Impossible de lire dans sa pensée.
— Et Mr Reiter ?
— Avec lui, elle n’était pas du tout aimable. Je crois même qu’il lui donnait
sur les nerfs. Chaque fois qu’elle s’adressait à lui, c’était pour lui décocher des
sarcasmes.
— S’en offusquait-il ?
— Il devenait tout rouge, le pauvre garçon. Pourtant, elle ne le faisait point
par méchanceté.
Puis, soudain, mon indulgence pour Reiter se dissipa et j’eus la conviction
que ce jeune homme, peut-être un assassin, jouait la comédie depuis le début.
— Oh ! monsieur Poirot ! m’exclamai-je, que s’est-il réellement passé, à
votre avis ?
Il hocha la tête d’un air pensif.
— Dites-moi franchement : cela ne vous ennuierait pas d’aller coucher là-
bas, ce soir ?
— Oh ! non. Je n’ai pas oublié vos paroles, mais qui songerait à me tuer ?
— Personne, évidemment, répondit-il. C’est un peu pour cette raison que je
désirais entendre vos impressions sur chacun. À présent, je suis certain que vous
n’avez rien à craindre.
— Si quelqu’un m’avait dit, à Bagdad…
Je m’interrompis.
— Vous aviez déjà entendu quelques racontars sur les Leidner et les
membres de l’expédition avant de venir ici ? me demanda-t-il.
Je lui appris le surnom donné à Mrs Leidner et lui touchai un mot des propos
de Mrs Kelsey.
À ce moment, la porte s’ouvrit et miss Reilly entra. Elle venait de jouer au
tennis et tenait encore sa raquette à la main.
Je savais que Poirot lui avait déjà été présenté à son arrivée à Hassanieh.
Elle me salua de son air le plus indifférent et prit un sandwich.
— Eh bien ! monsieur Poirot, dit-elle, où en êtes-vous de notre crime local ?
— Pas très loin, mademoiselle.
— Je m’aperçois que vous avez sauvé miss Leatheran du naufrage.
— Mademoiselle vient de me fournir des informations précieuses sur les
différentes personnes composant l’expédition. J’ai ainsi appris maints détails sur
la victime… et la victime possède souvent la clef du mystère.
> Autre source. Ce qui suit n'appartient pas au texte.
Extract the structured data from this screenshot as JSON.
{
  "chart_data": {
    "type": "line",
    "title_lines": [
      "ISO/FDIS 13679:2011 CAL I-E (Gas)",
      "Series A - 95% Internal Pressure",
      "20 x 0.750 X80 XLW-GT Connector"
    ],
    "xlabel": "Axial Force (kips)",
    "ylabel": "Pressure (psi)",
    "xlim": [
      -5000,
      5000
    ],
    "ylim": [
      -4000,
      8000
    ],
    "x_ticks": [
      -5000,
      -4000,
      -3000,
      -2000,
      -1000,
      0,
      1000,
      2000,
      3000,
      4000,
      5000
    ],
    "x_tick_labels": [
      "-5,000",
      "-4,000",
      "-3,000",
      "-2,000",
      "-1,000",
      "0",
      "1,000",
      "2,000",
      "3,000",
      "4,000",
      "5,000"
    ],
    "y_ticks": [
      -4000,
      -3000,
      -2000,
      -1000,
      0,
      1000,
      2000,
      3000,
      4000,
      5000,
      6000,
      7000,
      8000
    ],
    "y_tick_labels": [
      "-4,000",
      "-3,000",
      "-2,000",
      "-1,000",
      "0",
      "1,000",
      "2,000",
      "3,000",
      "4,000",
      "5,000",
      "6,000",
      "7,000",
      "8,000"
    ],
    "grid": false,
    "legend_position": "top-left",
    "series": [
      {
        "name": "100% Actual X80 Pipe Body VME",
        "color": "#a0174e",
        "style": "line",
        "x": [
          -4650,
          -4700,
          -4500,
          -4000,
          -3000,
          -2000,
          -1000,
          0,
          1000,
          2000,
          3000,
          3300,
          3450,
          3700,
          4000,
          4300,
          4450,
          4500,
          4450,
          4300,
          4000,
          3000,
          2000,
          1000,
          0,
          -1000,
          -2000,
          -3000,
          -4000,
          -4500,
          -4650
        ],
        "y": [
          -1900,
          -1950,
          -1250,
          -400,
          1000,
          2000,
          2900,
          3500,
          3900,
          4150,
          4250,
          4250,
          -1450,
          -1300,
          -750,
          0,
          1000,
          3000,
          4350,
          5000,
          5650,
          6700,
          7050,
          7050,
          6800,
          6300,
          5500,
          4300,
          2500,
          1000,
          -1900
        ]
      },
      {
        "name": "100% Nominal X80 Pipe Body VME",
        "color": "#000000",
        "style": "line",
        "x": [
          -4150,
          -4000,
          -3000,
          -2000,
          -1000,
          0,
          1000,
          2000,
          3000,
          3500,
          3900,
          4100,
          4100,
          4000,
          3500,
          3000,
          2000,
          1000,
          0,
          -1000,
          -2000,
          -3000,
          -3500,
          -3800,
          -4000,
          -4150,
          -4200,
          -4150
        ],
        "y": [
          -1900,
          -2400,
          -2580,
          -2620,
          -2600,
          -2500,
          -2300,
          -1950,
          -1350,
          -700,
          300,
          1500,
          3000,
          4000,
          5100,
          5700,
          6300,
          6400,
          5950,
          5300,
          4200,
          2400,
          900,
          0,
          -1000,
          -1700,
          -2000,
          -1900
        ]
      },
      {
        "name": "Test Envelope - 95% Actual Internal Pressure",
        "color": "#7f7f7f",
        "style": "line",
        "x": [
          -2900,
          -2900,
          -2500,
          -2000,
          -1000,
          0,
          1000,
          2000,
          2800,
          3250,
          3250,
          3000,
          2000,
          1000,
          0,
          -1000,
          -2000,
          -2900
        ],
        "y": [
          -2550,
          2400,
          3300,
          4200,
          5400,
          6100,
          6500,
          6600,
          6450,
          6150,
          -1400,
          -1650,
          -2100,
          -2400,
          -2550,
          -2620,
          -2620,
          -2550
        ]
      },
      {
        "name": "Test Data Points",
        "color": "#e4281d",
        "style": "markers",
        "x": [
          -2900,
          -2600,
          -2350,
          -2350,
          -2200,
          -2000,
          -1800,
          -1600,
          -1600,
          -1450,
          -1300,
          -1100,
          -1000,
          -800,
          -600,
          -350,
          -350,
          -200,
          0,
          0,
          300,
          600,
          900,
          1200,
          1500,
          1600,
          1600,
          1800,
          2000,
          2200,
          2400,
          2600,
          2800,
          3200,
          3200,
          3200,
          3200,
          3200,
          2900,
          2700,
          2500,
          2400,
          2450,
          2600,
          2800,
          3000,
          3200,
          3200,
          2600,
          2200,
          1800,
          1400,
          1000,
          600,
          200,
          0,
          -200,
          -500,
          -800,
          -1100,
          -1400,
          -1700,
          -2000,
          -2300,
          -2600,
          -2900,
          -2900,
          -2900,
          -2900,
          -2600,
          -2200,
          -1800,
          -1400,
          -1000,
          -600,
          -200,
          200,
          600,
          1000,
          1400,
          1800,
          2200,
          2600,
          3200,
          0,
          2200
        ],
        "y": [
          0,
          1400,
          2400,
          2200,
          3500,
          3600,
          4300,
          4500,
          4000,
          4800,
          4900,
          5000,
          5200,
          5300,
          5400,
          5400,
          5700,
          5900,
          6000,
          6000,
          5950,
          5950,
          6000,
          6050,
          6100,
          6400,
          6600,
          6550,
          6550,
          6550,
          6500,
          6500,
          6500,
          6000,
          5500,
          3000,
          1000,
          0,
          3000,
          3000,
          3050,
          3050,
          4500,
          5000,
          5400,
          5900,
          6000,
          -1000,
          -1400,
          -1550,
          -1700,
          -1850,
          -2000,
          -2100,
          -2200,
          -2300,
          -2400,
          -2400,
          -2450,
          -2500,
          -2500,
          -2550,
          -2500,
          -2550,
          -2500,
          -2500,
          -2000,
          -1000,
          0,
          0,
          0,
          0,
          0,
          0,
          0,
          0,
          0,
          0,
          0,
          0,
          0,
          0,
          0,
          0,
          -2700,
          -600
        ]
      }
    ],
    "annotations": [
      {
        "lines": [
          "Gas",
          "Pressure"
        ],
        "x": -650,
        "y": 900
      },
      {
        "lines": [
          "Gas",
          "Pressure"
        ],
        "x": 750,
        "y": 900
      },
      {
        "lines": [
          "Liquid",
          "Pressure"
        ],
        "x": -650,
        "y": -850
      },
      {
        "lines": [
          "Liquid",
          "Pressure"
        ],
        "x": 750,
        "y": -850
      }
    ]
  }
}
— Mes compliments pour votre grande perspicacité, monsieur Poirot. En
tout cas, laissez-moi vous dire que si une femme méritait de finir assassinée,
c’était bien Mrs Leidner !
— Miss Reilly ! m’écriai-je, scandalisée.
Elle émit un petit rire mauvais.
— Ah ! dit-elle. Je me doutais bien qu’on ne vous avait pas révélé l’exacte
vérité. Comme les autres, miss Leatheran s’est laissé prendre au piège. Je
souhaite, monsieur Poirot, que le meurtrier de Louise Leidner vous échappe.
J’éprouve une vive sympathie envers lui, car moi-même, je l’avoue, j’aurais
supprimé cette femme sans le moindre remords.
Cette petite peste m’inspirait une véritable horreur. M. Poirot l’écouta sans
s’émouvoir. Il s’inclina et dit d’un ton aimable :
— En ce cas, j’espère, mademoiselle, que vous avez préparé un alibi pour
justifier votre emploi du temps hier après-midi ?
Il y eut un moment de silence et la raquette de miss Reilly tomba sur le
parquet. Elle ne se donna même pas la peine de la ramasser et proféra d’une voix
haletante :
— Je jouais au tennis au club. Mais, sérieusement, monsieur Poirot, je me
demande si vous savez quel genre de femme était Mrs Leidner.
Il renouvela son petit salut et déclara :
— Veuillez vous-même m’en informer, mademoiselle.
Elle hésita un instant, puis s’exprima avec une sécheresse et une méchanceté
écœurantes.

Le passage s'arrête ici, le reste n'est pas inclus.